Everything about Mokusatsu totally explained
Mokusatsu (黙殺) is a
Japanese word formed from two Chinese characters: "silence" (moku, 黙) and "kill" (satsu, 殺) and means the act of keeping a contemptuous silence. Some argue that the word was misinterpreted by the
United States when the government of
Japan used it as a response to American demands for unconditional surrender in
World War II, which may have influenced President
Harry S. Truman's decision to use the
atomic bomb against
Hiroshima and
Nagasaki.
Though rarely used these days, the word was employed in the morning edition of the
Asahi Shinbun on
July 28,
1945 to designate the attitude assumed by the government to the
Potsdam Declaration. Later that day in a press conference, it was used by the Premier
Suzuki Kantaro to dismiss the Potsdam Declarations as a mere rehash of earlier rejected Allied proposals, and therefore, being of no value, would be killed off by silent contempt (
mokusatsu).
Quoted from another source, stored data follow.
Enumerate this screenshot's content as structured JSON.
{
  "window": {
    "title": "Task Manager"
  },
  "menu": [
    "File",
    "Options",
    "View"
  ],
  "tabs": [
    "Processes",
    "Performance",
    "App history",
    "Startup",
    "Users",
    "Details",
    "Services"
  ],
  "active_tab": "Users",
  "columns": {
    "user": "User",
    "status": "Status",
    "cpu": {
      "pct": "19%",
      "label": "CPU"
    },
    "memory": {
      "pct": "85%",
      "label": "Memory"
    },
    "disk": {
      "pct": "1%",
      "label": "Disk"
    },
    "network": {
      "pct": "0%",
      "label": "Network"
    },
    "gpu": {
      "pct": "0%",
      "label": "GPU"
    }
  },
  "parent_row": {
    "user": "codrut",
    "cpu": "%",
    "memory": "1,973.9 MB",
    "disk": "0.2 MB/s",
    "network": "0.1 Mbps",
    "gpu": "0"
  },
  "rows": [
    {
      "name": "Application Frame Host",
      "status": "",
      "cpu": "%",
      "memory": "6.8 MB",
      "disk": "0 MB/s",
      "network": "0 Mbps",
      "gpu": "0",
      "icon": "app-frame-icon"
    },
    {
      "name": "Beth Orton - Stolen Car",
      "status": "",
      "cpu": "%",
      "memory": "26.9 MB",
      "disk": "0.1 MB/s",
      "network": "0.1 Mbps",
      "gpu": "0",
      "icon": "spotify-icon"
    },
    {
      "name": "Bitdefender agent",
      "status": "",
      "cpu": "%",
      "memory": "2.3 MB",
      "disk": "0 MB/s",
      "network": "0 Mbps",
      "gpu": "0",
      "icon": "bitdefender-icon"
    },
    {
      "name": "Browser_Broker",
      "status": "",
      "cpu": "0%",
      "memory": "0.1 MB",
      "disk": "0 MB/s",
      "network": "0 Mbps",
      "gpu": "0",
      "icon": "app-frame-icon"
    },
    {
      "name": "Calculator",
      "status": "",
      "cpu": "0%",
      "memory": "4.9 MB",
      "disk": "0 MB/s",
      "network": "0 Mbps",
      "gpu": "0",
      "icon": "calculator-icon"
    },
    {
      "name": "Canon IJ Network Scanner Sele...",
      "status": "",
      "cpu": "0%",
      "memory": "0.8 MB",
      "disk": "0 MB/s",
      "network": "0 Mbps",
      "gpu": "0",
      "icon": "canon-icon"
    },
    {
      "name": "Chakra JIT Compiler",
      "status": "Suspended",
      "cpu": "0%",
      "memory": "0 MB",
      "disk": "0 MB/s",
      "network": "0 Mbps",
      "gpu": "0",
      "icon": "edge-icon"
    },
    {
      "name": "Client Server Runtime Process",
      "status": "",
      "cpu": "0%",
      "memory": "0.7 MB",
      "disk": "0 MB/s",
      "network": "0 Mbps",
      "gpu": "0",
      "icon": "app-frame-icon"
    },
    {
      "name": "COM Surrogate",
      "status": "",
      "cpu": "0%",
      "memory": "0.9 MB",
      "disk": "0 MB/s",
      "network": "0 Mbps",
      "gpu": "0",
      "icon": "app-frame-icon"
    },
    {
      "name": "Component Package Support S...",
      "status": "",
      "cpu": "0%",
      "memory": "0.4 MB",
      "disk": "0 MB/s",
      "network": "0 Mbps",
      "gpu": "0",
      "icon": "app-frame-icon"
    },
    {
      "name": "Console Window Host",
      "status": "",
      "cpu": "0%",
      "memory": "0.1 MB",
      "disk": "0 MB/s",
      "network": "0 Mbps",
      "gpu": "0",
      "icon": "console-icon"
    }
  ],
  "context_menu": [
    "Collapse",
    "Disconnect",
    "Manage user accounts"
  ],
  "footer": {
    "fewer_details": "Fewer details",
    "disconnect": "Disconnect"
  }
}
Suzuki's choice of the term was dictated perhaps more by the need to appease the military, which was hostile to the idea of 'unconditional surrender', than to signal anything to the Allies.
The expression can also mean to just let a topic or subject die by refusing to follow up on it. The reasons for the "mokusatsu" response could as easily be contempt as embarrassment, discomfort, or even simply not knowing what else to do in response.